By a $k$-variety, we will mean a separated scheme of finte type over a field $k$. Let $k$ be of characteristic 0. Given a smooth quasi-projective $k$-variety $X$, there is a projective $k$-variety $\bar{X}$ containing $X$. Since char$(k)=0$, we can take a resolution of singularities $\pi:\widetilde{X}\to\bar{X}$ where $\widetilde{X}$ is a smooth projective $k$-variety. $\pi$ will be an isomorphism on the smooth locus of $\bar{X}$ which contains $X$, so that $j=\pi^{-1}|_X:X\to\widetilde{X}$ is an open immersion.

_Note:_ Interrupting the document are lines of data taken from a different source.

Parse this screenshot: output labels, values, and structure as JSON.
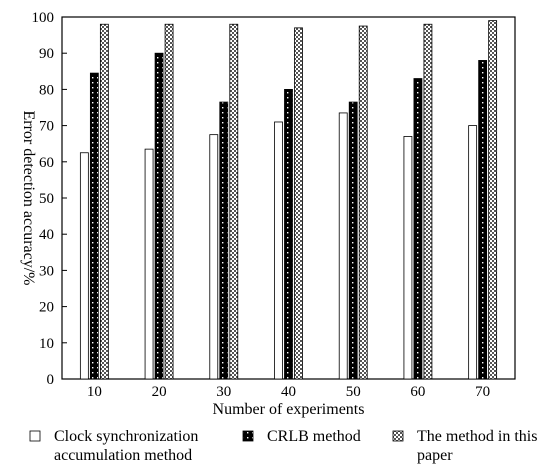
{
  "chart_data": {
    "type": "bar",
    "title": "",
    "xlabel": "Number of experiments",
    "ylabel": "Error detection accuracy/%",
    "categories": [
      "10",
      "20",
      "30",
      "40",
      "50",
      "60",
      "70"
    ],
    "ylim": [
      0,
      100
    ],
    "yticks": [
      0,
      10,
      20,
      30,
      40,
      50,
      60,
      70,
      80,
      90,
      100
    ],
    "grid": false,
    "legend_position": "bottom",
    "series": [
      {
        "name": "Clock synchronization accumulation method",
        "legend_lines": [
          "Clock synchronization",
          "accumulation method"
        ],
        "pattern": "white",
        "values": [
          62.5,
          63.5,
          67.5,
          71,
          73.5,
          67,
          70
        ]
      },
      {
        "name": "CRLB method",
        "legend_lines": [
          "CRLB method"
        ],
        "pattern": "black-dotted",
        "values": [
          84.5,
          90,
          76.5,
          80,
          76.5,
          83,
          88
        ]
      },
      {
        "name": "The method in this paper",
        "legend_lines": [
          "The method in this",
          "paper"
        ],
        "pattern": "grey-checker",
        "values": [
          98,
          98,
          98,
          97,
          97.5,
          98,
          99
        ]
      }
    ]
  }
}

Given two smooth compactifications $j_1:X\to\widetilde{X_1}$ and $j_2:X\to\widetilde{X_2}$, can one assume (after suitable modifications) that there is a smooth morphism $g:\widetilde{X_2}\to\widetilde{X_1}$ such that $g\circ j_2=j_1$?

It is a standard fact that given two smooth compactifications $j_1,j_2$ coming from resolutions of singularities $\pi_i:\widetilde{X_i}\to\bar{X}$, $i=1,2$, we can consider the resolution of singularities $\widetilde{X_3}$ of the Zariski closure of the image of $(j_1,j_2):X\to\widetilde{X_1}\times\widetilde{X_2}$ to obtain projective birational morphisms $g_i:\widetilde{X_3}\to\widetilde{X_i}$, $i=1,2$, such that $\pi_1\circ g_1=\pi_2\circ g_2$. This implies $g_i\circ j_i=j_3$, $i=1,2$. Thus, we may assume that there is a morphism $g:\widetilde{X_2}\to\widetilde{X_1}$ such that $g\circ j_2=j_1$. However, I don't see how $g$ can be smooth. Since $g$ is projective and birational and $\widetilde{X_i}$ is smooth projective, maybe the Zariski Main Theorem implies that $g$ is an open immersion, hence smooth?

This question is related to Bondarko's comment in the question Non-uniqueness of smooth compactification.